Guardando soprattutto al rapporto con il nonsense, Laura Lucia Rossi evidenzia le strategie sperimentali messe in atto dallo Scialoja poeta, che si allontana dalle esperienze più estreme della neoavanguardia e che gioca con il lettore attraverso la sovversione del senso compiuto, sfruttando, e non rifiutando, le norme del linguaggio comune. Il ricorso a forme metriche regolari, alla rima, alla citazione, al modo di dire produce quello ‘choc dell’inatteso’ che prima fa «leva sul senso comune, per poi scardinarlo e infine farlo esplodere nella nonsensicità» (p. 85). Inoltre, l’abbondanza di figure retoriche quali «agglutinazioni, concrezioni, annominazioni, scomposizioni, poliptoti, paronomasie» contribuiscono alla creazione di un mondo combinatorio e puramente linguistico da cui il lettore non viene respinto, ma piuttosto invitato ad abbandonarsi alla «magia della parola» (p. 94).

Valeria Eufemia si concentra invece sull’ultima fase della produzione poetica di Scialoja, in cui il poeta sperimenta un ritorno alla dimensione mitica della tradizione metrica attraverso una reinterpretazione personale dell’esametro. Questo processo di ‘rivitalizzazione della tradizione’ avviene in modo volutamente imperfetto, rispettando più il ritmo che non la partitura sillabica in ottonari e novenari, delineando un interessante parallelismo tra parola e pittura: l’alternanza di sillabe toniche e atone, nell’interpretazione di Eufemia, sembra riproporre sulla pagina scritta quell’accostamento tra pieni e vuoti tipici delle tele dell’artista. Anche da un punto di vista tematico, gli esametri di Scialoja presentano un’insistenza sulla dicotomia memoria/oblio, e in particolare sull’amnesia «intesa come il recupero di una condizione primigenia» (p. 102).

Chiude il volume la lettura attenta di Federico Francucci a proposito delle ultime raccolte dell’autore romano, Cielo coperto e Costellazioni, di cui alcuni componimenti vengono sottoposti a un’analisi del testo puntuale, tesa a sottolineare di nuovo il nesso strettissimo tra verso e immagine, e in particolare il manifestarsi, come ci dice Francucci a proposito di Nuda che scende le scale, di «un erotismo dell’immaginazione attiva, processuale e tecnicamente disciplinata, che ci permette di sentir arrivare un’immagine in movimento, o di sentire il farsi di un’immagine» (p. 125).

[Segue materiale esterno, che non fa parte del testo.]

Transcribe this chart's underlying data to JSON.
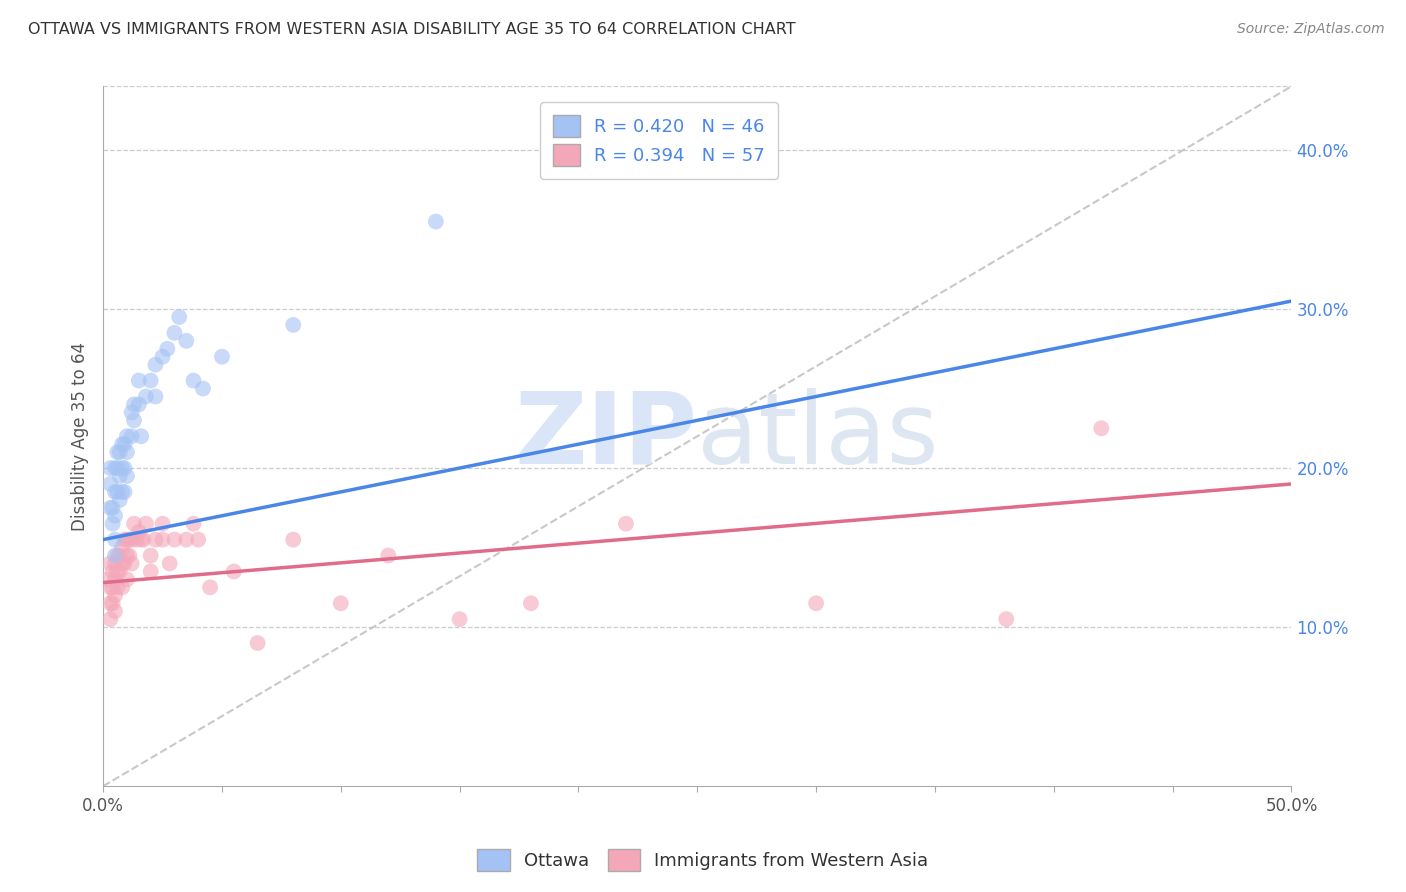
{
  "title": "OTTAWA VS IMMIGRANTS FROM WESTERN ASIA DISABILITY AGE 35 TO 64 CORRELATION CHART",
  "source": "Source: ZipAtlas.com",
  "ylabel": "Disability Age 35 to 64",
  "xlim": [
    0.0,
    0.5
  ],
  "ylim": [
    0.0,
    0.44
  ],
  "xticks": [
    0.0,
    0.05,
    0.1,
    0.15,
    0.2,
    0.25,
    0.3,
    0.35,
    0.4,
    0.45,
    0.5
  ],
  "xtick_labels": [
    "0.0%",
    "",
    "",
    "",
    "",
    "",
    "",
    "",
    "",
    "",
    "50.0%"
  ],
  "yticks_right": [
    0.1,
    0.2,
    0.3,
    0.4
  ],
  "ytick_labels_right": [
    "10.0%",
    "20.0%",
    "30.0%",
    "40.0%"
  ],
  "legend1_label": "Ottawa",
  "legend2_label": "Immigrants from Western Asia",
  "r1": 0.42,
  "n1": 46,
  "r2": 0.394,
  "n2": 57,
  "blue_scatter_color": "#a4c2f4",
  "pink_scatter_color": "#f4a7b9",
  "blue_line_color": "#4a86e8",
  "pink_line_color": "#e06c8a",
  "ref_line_color": "#bbbbbb",
  "label_color": "#4a86e8",
  "watermark_color": "#d6e4f7",
  "background_color": "#ffffff",
  "grid_color": "#cccccc",
  "ottawa_x": [
    0.003,
    0.003,
    0.003,
    0.004,
    0.004,
    0.005,
    0.005,
    0.005,
    0.005,
    0.005,
    0.006,
    0.006,
    0.006,
    0.007,
    0.007,
    0.007,
    0.008,
    0.008,
    0.008,
    0.009,
    0.009,
    0.009,
    0.01,
    0.01,
    0.01,
    0.012,
    0.012,
    0.013,
    0.013,
    0.015,
    0.015,
    0.016,
    0.018,
    0.02,
    0.022,
    0.022,
    0.025,
    0.027,
    0.03,
    0.032,
    0.035,
    0.038,
    0.042,
    0.05,
    0.08,
    0.14
  ],
  "ottawa_y": [
    0.175,
    0.19,
    0.2,
    0.175,
    0.165,
    0.2,
    0.185,
    0.17,
    0.155,
    0.145,
    0.21,
    0.2,
    0.185,
    0.21,
    0.195,
    0.18,
    0.215,
    0.2,
    0.185,
    0.215,
    0.2,
    0.185,
    0.22,
    0.21,
    0.195,
    0.235,
    0.22,
    0.24,
    0.23,
    0.255,
    0.24,
    0.22,
    0.245,
    0.255,
    0.265,
    0.245,
    0.27,
    0.275,
    0.285,
    0.295,
    0.28,
    0.255,
    0.25,
    0.27,
    0.29,
    0.355
  ],
  "immigrants_x": [
    0.002,
    0.003,
    0.003,
    0.003,
    0.003,
    0.004,
    0.004,
    0.004,
    0.005,
    0.005,
    0.005,
    0.005,
    0.006,
    0.006,
    0.006,
    0.007,
    0.007,
    0.008,
    0.008,
    0.008,
    0.009,
    0.009,
    0.01,
    0.01,
    0.01,
    0.011,
    0.011,
    0.012,
    0.012,
    0.013,
    0.014,
    0.015,
    0.016,
    0.017,
    0.018,
    0.02,
    0.02,
    0.022,
    0.025,
    0.025,
    0.028,
    0.03,
    0.035,
    0.038,
    0.04,
    0.045,
    0.055,
    0.065,
    0.08,
    0.1,
    0.12,
    0.15,
    0.18,
    0.22,
    0.3,
    0.38,
    0.42
  ],
  "immigrants_y": [
    0.13,
    0.14,
    0.125,
    0.115,
    0.105,
    0.135,
    0.125,
    0.115,
    0.14,
    0.13,
    0.12,
    0.11,
    0.145,
    0.135,
    0.125,
    0.145,
    0.135,
    0.15,
    0.14,
    0.125,
    0.155,
    0.14,
    0.155,
    0.145,
    0.13,
    0.155,
    0.145,
    0.155,
    0.14,
    0.165,
    0.155,
    0.16,
    0.155,
    0.155,
    0.165,
    0.145,
    0.135,
    0.155,
    0.165,
    0.155,
    0.14,
    0.155,
    0.155,
    0.165,
    0.155,
    0.125,
    0.135,
    0.09,
    0.155,
    0.115,
    0.145,
    0.105,
    0.115,
    0.165,
    0.115,
    0.105,
    0.225
  ],
  "blue_line_x": [
    0.0,
    0.5
  ],
  "blue_line_y": [
    0.155,
    0.305
  ],
  "pink_line_x": [
    0.0,
    0.5
  ],
  "pink_line_y": [
    0.128,
    0.19
  ]
}
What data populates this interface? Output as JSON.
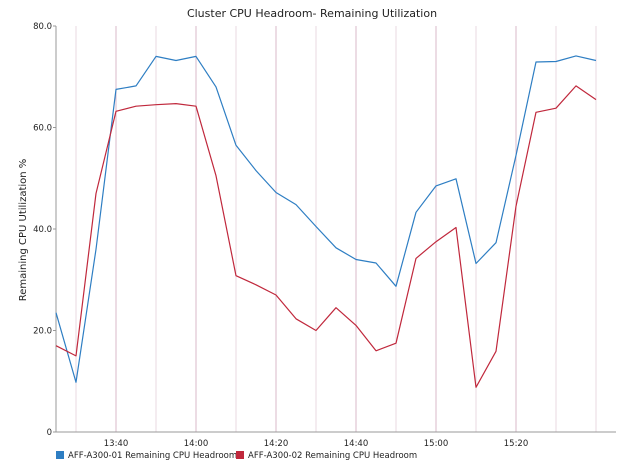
{
  "chart_data": {
    "type": "line",
    "title": "Cluster CPU Headroom- Remaining Utilization",
    "xlabel": "",
    "ylabel": "Remaining CPU Utilization %",
    "y_ticks": [
      "0",
      "20.0",
      "40.0",
      "60.0",
      "80.0"
    ],
    "ylim": [
      0,
      80
    ],
    "x_tick_labels": [
      "13:40",
      "14:00",
      "14:20",
      "14:40",
      "15:00",
      "15:20"
    ],
    "x_tick_minutes": [
      40,
      60,
      80,
      100,
      120,
      140
    ],
    "xlim_minutes": [
      25,
      165
    ],
    "grid": "vertical-lines",
    "legend_position": "bottom-left",
    "x": [
      "13:25",
      "13:30",
      "13:35",
      "13:40",
      "13:45",
      "13:50",
      "13:55",
      "14:00",
      "14:05",
      "14:10",
      "14:15",
      "14:20",
      "14:25",
      "14:30",
      "14:35",
      "14:40",
      "14:45",
      "14:50",
      "14:55",
      "15:00",
      "15:05",
      "15:10",
      "15:15",
      "15:20",
      "15:25",
      "15:30",
      "15:35",
      "15:40"
    ],
    "series": [
      {
        "name": "AFF-A300-01 Remaining CPU Headroom",
        "color": "#2e7ec3",
        "values": [
          23.5,
          9.8,
          36,
          67.5,
          68.2,
          74,
          73.2,
          74,
          68,
          56.5,
          51.5,
          47.2,
          44.8,
          40.5,
          36.3,
          34,
          33.3,
          28.7,
          43.3,
          48.5,
          49.9,
          33.2,
          37.3,
          54.5,
          72.9,
          73,
          74.1,
          73.2
        ]
      },
      {
        "name": "AFF-A300-02 Remaining CPU Headroom",
        "color": "#c0283c",
        "values": [
          17,
          15,
          47,
          63.2,
          64.2,
          64.5,
          64.7,
          64.2,
          50.5,
          30.8,
          29,
          27,
          22.3,
          20,
          24.5,
          21,
          16,
          17.5,
          34.2,
          37.5,
          40.3,
          8.8,
          15.9,
          44.5,
          63,
          63.8,
          68.2,
          65.5
        ]
      }
    ]
  }
}
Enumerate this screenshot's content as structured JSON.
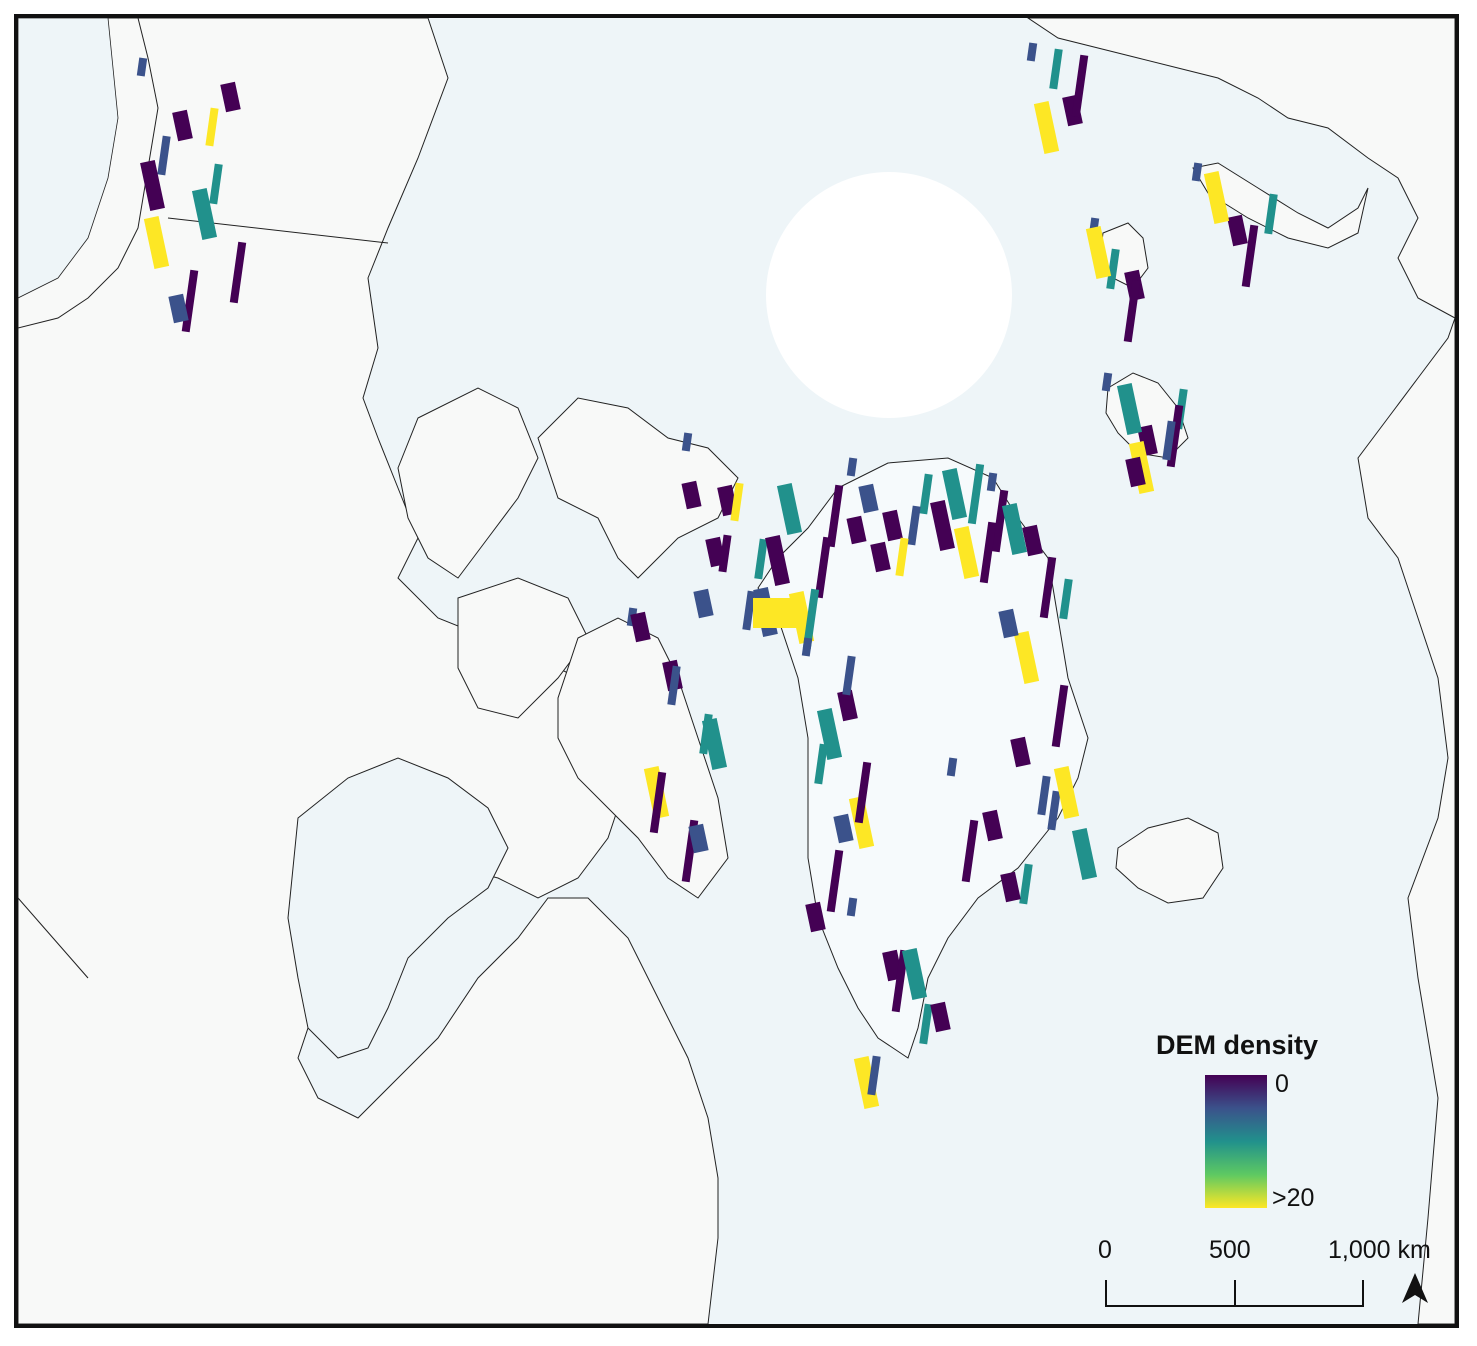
{
  "legend": {
    "title": "DEM density",
    "min_label": "0",
    "max_label": ">20",
    "colormap": [
      "#440154",
      "#3b528b",
      "#21918c",
      "#5ec962",
      "#fde725"
    ]
  },
  "scale_bar": {
    "labels": [
      "0",
      "500",
      "1,000 km"
    ],
    "values_km": [
      0,
      500,
      1000
    ]
  },
  "colors": {
    "ocean": "#eef5f8",
    "land": "#f8f9f8",
    "greenland_ice": "#f6fafc",
    "coastline": "#222222",
    "pole_hole": "#ffffff"
  },
  "icons": {
    "north_arrow": "north-arrow-icon"
  }
}
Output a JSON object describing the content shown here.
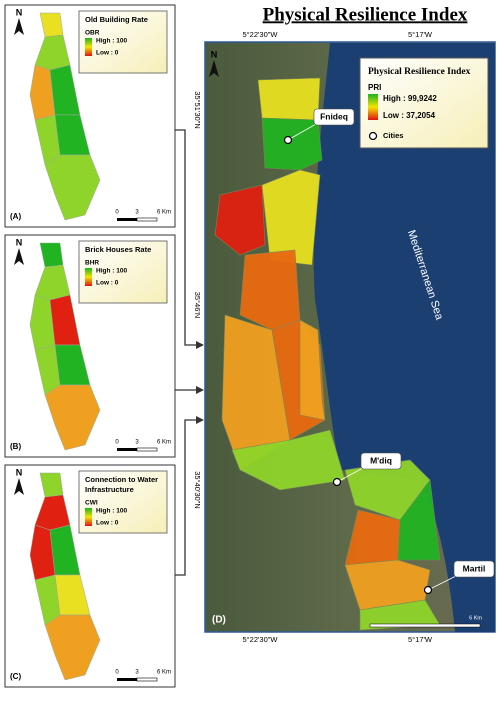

Attraversando fotogrammi pittorico-verbali, sillabazioni nonsense, passando per il Giornale di pittura, le collaborazioni scenografiche, i meno noti libri d’artista, fino all’ultima produzione poetica, Paesaggi di parole delinea il ritratto di uno Scialoja inquieto, sperimentatore, amante di una ritualità creativa che costantemente ha inseguito, senza mai esaurirla, quella tensione così proficua che si instaura fra parola e immagine nel loro incontrarsi e mescolarsi reciproco.